Both are good currently but at different things.

”Prompt engineering” is and will be total bs. Dalle3/chatgpt provides the actual workflow we want where we describe to the intelligent agent (chatpgt) what we want and it worries over the accidental-complexity-intricasies of the clip model itself.

zirgs · 2 years ago
Dall-E has the same problems as other models. Try generating a clockwork mechanism with it, for example.

SD is worth bothering with because it's open, you can run and extend it yourself.

vidarh · 2 years ago
You know when they're bad enough that you know.
orbital-decay · 2 years ago
That's funny to hear because DALL-E 3 mainly improves prompt understanding, it hallucinates like mad with faces and hands, and doesn't seem to do anything to improve them like Midjourney for example.

>Whereas with DALL E you can get some hyper-realistic images from it with very little effort using plain human language.

Hyper-realistic, but is it what you want from it? Are you able to guide it into doing exactly what you want? If you have such requirements that just a natural language prompt is enough and is somehow faster than sketching and providing references, of course use it. I'm not so lucky, I don't get what I want from it, and no amount of prompt understanding will make it easier. Although SD/SDXL doesn't pass the quality bar either, not because it's not "detailed" or "hyper-realistic" enough, but because it doesn't pay attention to the things that should be prioritized, like linework or lighting. Neither does any other model. Controlnets and LoRAs alone aren't sufficient for controllability either, mostly because it's too small to understand high-level concepts. So I don't use anything.

ChildOfChaos · 2 years ago
Love all this AI stuff, would love to play more with it, but sadly I'm on a 2015 iMac, great for everything else I do but can't do this stuff.

It's pricey to get a windows machine + GPU and the cloud options seem a bit more limited and add up quickly too, but it is amazing tech.

newswasboring · 2 years ago
I have done a bunch of stable diffusion stuff on colab. The free version works if you are lucky enough to get a GPU. Used to happen more often before. But the premium colab isn't badly priced either.

Here is a colab link to open comfyUI

https://github.com/FurkanGozukara/Stable-Diffusion/blob/main...

ChildOfChaos · 2 years ago
They blocked this now on the free version of colab sadly.
imranq · 2 years ago
While SD is pretty interesting, I'm curious what do people use it for?

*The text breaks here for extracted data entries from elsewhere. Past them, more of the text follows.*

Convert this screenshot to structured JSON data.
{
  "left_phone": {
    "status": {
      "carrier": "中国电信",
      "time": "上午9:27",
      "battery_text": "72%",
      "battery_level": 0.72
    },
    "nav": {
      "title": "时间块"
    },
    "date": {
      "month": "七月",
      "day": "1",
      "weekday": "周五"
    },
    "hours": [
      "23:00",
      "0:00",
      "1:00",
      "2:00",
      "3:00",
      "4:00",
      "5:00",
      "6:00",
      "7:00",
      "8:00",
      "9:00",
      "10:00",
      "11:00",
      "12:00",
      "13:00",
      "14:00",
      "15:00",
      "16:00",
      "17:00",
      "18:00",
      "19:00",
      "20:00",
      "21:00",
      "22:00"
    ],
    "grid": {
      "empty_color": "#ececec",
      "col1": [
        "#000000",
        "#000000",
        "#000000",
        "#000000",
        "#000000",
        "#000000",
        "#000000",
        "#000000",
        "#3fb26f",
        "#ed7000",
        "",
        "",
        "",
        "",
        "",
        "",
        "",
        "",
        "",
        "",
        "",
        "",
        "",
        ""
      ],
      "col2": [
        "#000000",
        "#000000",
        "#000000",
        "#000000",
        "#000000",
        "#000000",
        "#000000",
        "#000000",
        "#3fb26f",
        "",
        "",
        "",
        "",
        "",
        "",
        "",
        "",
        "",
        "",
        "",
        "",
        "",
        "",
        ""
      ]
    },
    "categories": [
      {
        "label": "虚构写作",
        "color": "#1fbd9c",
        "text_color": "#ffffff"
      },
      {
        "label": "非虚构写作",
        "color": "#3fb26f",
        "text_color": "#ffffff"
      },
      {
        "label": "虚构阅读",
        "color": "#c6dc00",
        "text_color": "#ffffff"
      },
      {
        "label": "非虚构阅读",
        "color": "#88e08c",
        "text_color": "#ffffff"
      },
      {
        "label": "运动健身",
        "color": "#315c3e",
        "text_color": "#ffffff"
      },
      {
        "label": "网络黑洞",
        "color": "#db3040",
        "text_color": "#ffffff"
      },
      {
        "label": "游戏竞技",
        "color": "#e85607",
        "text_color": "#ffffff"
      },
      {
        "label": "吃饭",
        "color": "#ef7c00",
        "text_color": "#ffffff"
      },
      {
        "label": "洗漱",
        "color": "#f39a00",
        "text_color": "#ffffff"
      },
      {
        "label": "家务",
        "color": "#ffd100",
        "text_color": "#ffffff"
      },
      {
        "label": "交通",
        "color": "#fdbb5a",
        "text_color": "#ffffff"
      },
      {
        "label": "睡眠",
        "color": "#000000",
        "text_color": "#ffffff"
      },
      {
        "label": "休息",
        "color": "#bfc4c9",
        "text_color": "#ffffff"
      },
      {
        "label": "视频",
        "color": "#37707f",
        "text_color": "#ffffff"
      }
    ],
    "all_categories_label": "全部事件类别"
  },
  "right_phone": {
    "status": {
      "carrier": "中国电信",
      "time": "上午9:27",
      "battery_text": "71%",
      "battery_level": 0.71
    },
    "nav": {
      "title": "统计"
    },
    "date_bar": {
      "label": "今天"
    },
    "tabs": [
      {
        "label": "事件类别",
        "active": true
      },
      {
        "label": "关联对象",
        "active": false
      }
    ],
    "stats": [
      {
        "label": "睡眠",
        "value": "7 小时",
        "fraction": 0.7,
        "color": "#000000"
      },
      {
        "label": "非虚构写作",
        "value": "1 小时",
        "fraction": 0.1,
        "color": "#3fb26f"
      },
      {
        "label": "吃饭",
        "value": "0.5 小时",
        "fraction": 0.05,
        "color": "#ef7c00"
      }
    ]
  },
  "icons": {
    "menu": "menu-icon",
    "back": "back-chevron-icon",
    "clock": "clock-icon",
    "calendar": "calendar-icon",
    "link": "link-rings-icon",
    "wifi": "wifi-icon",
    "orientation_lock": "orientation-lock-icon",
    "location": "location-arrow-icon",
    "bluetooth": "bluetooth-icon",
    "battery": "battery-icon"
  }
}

Outside of custom greeting cards and backgrounds, it's not really precise enough for conceptual art nor is it consistent enough for animation.
Filligree · 2 years ago
Illustrating my fanfiction.
tayo42 · 2 years ago
With the luggage example it seems to only generate backgrounds where the lighting makes sense? That's kind of interesting. I was wondering how it would handle the highlight on the right.
minimaxir · 2 years ago
Giving Stable Diffusion constraints forces it to get creative.

It’s the best argument against “AI generated images are just collages”.

Der_Einzige · 2 years ago
This is a general result. For example, ChatGPT struggles hard with following lexical, syntactic, or phonetic constraints in prompts due to the tokenization scheme - see https://paperswithcode.com/paper/most-language-models-can-be...

LLMs + Diffusors are super charged when using techniques like constraints, controlnet, regional prompting, and related techniques.

zamalek · 2 years ago
In ComfyUI you could run the image through a style-to-style (sdxl refinement might even pull it off) model to change the lighting without changing the content. Or use another ControlNet. Your workflow can get arbitrarily complex.
Alifatisk · 2 years ago
If I have a large dataset or photos with my face? Can I generate my own images in different places and environments using this?
gbrits · 2 years ago
Yep. Lora's are the easiest way to go. Loads of tutorials on Youtube. This is a good one: https://www.youtube.com/watch?v=70H03cv57-o
Alifatisk · 2 years ago
Looks like it requires good hardware to run this? My GPU is too old for this.